1. Prononciations traditionnelles : [pudəʀi]; plus rare [pudʀi] (voir PPQ 1209A). 2. Variante graphique : pouderie. Cette variante est attestée plusieurs fois à l’écrit, notamment dans des récits de voyage en anglais où le mot est un emprunt au français du Canada (voir Histoire).

1

(Général. dans poudrerie de sable). Tourbillon (de sable, de poussière, etc.) chassé par le vent.

1942, O. Beaudoin, Poudrerie de sable sur une terre à tabac à Saint-Thomas [photo], comté de Joliette, BAnQ, P9616. https://numerique.banq.qc.ca/patrimoine/details/52327/3061491

Rem.Il existe un mot poudrerie en France qui signifie « fabrique de poudre à tirer, d’explosifs » (voir PRobert 2017, TLF). Il est sans lien avec les emplois traités ici.

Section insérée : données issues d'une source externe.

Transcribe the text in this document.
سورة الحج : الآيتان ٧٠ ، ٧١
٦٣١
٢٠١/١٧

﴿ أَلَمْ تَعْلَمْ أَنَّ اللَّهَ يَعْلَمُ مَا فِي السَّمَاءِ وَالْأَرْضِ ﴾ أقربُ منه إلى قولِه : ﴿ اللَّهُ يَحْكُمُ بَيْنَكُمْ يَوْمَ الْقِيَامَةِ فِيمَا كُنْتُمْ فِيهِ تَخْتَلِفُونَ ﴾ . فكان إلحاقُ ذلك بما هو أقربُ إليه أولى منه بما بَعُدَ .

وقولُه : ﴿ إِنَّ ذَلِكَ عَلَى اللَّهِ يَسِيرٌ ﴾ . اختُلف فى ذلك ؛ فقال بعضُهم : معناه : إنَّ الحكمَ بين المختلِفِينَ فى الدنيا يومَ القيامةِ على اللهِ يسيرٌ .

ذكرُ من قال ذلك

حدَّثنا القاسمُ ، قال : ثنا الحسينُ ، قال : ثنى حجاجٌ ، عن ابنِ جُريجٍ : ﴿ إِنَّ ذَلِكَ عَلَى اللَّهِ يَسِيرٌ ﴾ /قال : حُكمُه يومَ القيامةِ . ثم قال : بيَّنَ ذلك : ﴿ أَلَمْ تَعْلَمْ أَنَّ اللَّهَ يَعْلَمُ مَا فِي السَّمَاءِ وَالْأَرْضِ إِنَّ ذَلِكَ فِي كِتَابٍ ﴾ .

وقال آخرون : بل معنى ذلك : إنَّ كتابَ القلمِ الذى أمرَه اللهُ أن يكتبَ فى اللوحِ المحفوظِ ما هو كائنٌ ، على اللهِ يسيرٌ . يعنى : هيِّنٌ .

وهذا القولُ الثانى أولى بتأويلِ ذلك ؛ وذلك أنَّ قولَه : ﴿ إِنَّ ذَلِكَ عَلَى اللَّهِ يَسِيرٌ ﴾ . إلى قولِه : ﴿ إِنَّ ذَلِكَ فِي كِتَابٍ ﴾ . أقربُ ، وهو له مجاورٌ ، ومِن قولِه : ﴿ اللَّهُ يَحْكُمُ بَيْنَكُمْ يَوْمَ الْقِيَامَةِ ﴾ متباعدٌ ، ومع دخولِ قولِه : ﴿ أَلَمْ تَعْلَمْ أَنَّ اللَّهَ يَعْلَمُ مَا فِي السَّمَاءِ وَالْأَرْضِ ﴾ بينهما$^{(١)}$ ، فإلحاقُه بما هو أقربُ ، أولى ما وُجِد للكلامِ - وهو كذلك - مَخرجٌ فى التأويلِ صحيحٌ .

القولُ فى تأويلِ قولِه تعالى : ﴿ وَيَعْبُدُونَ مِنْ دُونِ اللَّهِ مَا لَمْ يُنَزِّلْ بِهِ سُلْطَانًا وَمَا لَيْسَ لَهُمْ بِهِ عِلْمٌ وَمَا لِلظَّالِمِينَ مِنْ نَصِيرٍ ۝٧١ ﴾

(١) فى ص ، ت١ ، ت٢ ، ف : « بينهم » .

Cette ville [Valparaiso, au Chili] par sa belle position et le climat délicieux dont elle jouit, plairait à tout le monde, si elle n’était pas si exposée aux tremblements de terre et aux poudreries de sable qui accompagnent les grands vents. [1843], J.-B. Z. Bolduc, Mission de la Colombie, p. 51-52 (repris dans Le Canadien, Québec, 17 novembre 1843, p. 1).

[À Natashquan] Lorsque le vent souffle violemment, il soulève une poudrerie de sable qui rappelle la poudrerie de la neige dans les tempêtes de l’hiver. Le sable pénètre alors dans les habitations par les interstices des portes et des fenêtres. Il s’accumule autour des maisons et y forme des amas du genre des bancs de neige. 1897, V.-A. Huard, Labrador et Anticosti, p. 385-386.

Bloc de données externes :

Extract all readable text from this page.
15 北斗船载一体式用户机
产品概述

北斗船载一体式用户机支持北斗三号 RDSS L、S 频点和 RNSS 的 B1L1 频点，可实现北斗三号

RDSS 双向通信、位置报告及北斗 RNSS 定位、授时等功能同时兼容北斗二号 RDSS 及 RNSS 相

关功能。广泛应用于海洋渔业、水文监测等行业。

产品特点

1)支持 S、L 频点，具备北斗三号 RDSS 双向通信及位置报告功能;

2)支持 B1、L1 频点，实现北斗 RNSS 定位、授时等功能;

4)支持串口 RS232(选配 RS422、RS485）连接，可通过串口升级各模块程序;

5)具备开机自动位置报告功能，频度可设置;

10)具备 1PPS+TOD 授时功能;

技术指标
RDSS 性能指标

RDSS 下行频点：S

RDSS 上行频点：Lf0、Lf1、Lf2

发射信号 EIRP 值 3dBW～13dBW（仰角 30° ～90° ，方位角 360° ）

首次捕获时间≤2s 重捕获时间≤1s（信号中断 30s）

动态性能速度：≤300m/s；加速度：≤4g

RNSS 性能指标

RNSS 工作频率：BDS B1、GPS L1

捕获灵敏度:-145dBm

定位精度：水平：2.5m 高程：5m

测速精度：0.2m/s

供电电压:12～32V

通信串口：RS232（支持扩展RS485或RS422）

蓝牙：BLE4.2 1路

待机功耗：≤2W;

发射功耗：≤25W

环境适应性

En d’autres pays on redoute les laves des volcans, la crue subite d’un fleuve ou les tourbillons d’un cyclone; ici [à Natashquan], c’est le sable qui est le péril, (tout comme au Sahara), lorsque le vent souffle violemment et soulève une pouderie de sable qui pénètre partout, dans les habitations par les interstices des portes et des fenêtres et s’accumule autour des maisons. 1906, G. Blanche, Quelques notes sur le vicariat apostolique de S.G. Mgr G. Blanche, p. 18.

Soudain dans un tournant, s’amène le taureau noir dans une plus grande poudrerie encore et Tit-Jean s’empresse de grimper dans un chêne. 1971, J. Provost, Le gros taureau blanc, dans R. Lalonde, Contes de la Lièvre, 1974, p. 52.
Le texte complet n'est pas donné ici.